For $249, Color will analyze your saliva for some hereditary cancers and high cholesterol, as well as 14 genes that affect how you metabolize certain medications. Two of the genes are thought to impact how the body processes antidepressants such as Zoloft and Paxil. Critics say researchers haven’t studied this area of PGx as much as others and adjusting these medications based on genes may not have the same impact as something such as warfarin. Topper said Color still believes there’s a place for genetics: “What our hope is, and what our expectation is, is that pharmacogenomics become one of those factors that’s considered in that process of the physician establishing the correct dose for their patients.”

When a user receives their report from Color, they have the option of speaking with a genetic counselor. “We know that some of the information that comes out of genetics can have a very precise meaning and can be both challenging to understand sometimes and, frankly, scary to some extent,” Topper said. The tests aren’t a crystal ball. Some genetic markers make people more susceptible to certain cancers but having a certain variant doesn’t mean you 100 percent will or won’t get breast cancer. Many diseases are the result of a combination of genes plus environmental factors.
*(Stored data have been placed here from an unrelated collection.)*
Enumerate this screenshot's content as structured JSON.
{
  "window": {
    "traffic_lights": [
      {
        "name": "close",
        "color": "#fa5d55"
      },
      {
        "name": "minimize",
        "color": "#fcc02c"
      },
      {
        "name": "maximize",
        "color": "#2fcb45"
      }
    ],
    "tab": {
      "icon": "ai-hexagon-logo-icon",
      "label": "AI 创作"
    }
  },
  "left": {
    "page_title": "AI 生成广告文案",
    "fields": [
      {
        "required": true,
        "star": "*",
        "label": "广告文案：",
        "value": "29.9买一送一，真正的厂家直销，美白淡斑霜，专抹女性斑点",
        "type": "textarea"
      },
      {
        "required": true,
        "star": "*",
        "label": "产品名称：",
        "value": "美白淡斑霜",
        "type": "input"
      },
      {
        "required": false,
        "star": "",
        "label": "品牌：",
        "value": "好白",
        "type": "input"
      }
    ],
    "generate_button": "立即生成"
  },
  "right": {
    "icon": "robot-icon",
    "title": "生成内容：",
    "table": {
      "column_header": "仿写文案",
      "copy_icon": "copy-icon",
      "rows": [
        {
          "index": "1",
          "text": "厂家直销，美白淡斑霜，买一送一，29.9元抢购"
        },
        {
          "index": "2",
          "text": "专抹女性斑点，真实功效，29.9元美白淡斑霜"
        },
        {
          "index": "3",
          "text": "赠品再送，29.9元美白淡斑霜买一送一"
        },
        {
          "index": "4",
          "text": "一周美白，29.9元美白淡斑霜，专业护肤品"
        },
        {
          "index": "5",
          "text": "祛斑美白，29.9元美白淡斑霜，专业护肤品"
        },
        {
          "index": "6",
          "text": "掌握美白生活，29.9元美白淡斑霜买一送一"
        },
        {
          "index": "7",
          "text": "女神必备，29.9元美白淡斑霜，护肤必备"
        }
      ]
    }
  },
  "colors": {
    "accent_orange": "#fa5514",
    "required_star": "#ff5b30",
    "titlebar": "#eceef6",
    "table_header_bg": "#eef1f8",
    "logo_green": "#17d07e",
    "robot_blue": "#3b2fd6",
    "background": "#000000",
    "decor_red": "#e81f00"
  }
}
Genetic counselors are trained to explain test results and discuss treatment or prevention options. “There is a huge technical, clinical aspect to this and there’s also an emotional aspect to this as well,” said Topper.

The genetic marketplace

The Mayo Clinic Gene Guide is another health-centric test. It includes some information about disease risk for age-related macular degeneration, atrial fibrillation, and coronary artery disease, as well as PGx information about ibuprofen and omeprazole (for heartburn) metabolism. A physician from PWN Health reviews each test result and will reach out to the user before returning the results if they find a variant that could put them at higher risk for certain conditions.

“Malignant hyperthermia is one of those high-impact results where we want to make sure that they understand what positivity for that disorder — or for that for that lack of ability to metabolize certain inhaled anesthetics — what that means for them,” said Matthew Ferber, a Mayo Clinic genomics researcher. “And so that’s the case where PWN Health will get involved proactively to talk with them.” The physician would communicate to the user that they should discuss the result with their own healthcare provider, because they’re at increased risk for negative reactions to some inhaled anesthetics. “That’s a lot for somebody to understand with just having a standalone positive result, which is why we have PWN Health reaching out to those individuals,” Ferber said.
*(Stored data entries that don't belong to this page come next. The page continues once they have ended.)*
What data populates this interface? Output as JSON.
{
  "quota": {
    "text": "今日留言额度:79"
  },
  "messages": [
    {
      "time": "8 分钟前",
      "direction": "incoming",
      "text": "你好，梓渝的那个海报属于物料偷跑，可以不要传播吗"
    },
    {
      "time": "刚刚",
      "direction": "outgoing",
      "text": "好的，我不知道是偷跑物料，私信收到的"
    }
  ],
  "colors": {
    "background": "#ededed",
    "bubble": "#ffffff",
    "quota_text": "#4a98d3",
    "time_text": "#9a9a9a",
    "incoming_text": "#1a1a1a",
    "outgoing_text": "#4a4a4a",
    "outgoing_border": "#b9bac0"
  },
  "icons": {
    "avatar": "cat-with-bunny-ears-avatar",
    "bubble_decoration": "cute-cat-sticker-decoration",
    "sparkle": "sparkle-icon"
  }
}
“If you’re a general person walking the street and don’t have thousands of dollars to spend, I think that a consumer product can be very informative.”

He stresses that the Mayo Clinic Gene Guide and similar tests aren’t for diagnostic purposes. “When you’re sick and you’re trying to find a diagnosis, you follow a more ‘leave no stone unturned pathway,’” Ferber said. “But if you’re a general person walking the street and you really just want to know, ‘Am I at a higher risk for X, Y, or Z, and I don’t have thousands of dollars to spend,’ I think that a consumer product can be very informative.”

The Mayo Clinic Gene Guide is part of Helix, which has created a marketplace for genetic information. Different companies can, with your permission (and payment), access your sample and tell you about your wine preferences, ancestry, or food sensitivities.

While the information you glean from these results probably won’t change your world, you might want to consider what you’re giving to those handling your DNA. There aren’t many regulations dictating how these companies can use your genetic information. Some have agreed to follow industry-created rules, but they can be pretty secretive about how they come to their conclusions. Many people looking for a cure for a disease that’s struck their family are more than willing to give away their DNA for research purposes. The same might not be true of the search for a more palatable beverage. DNA isn’t always destiny, but it’s a decent chunk of who you are.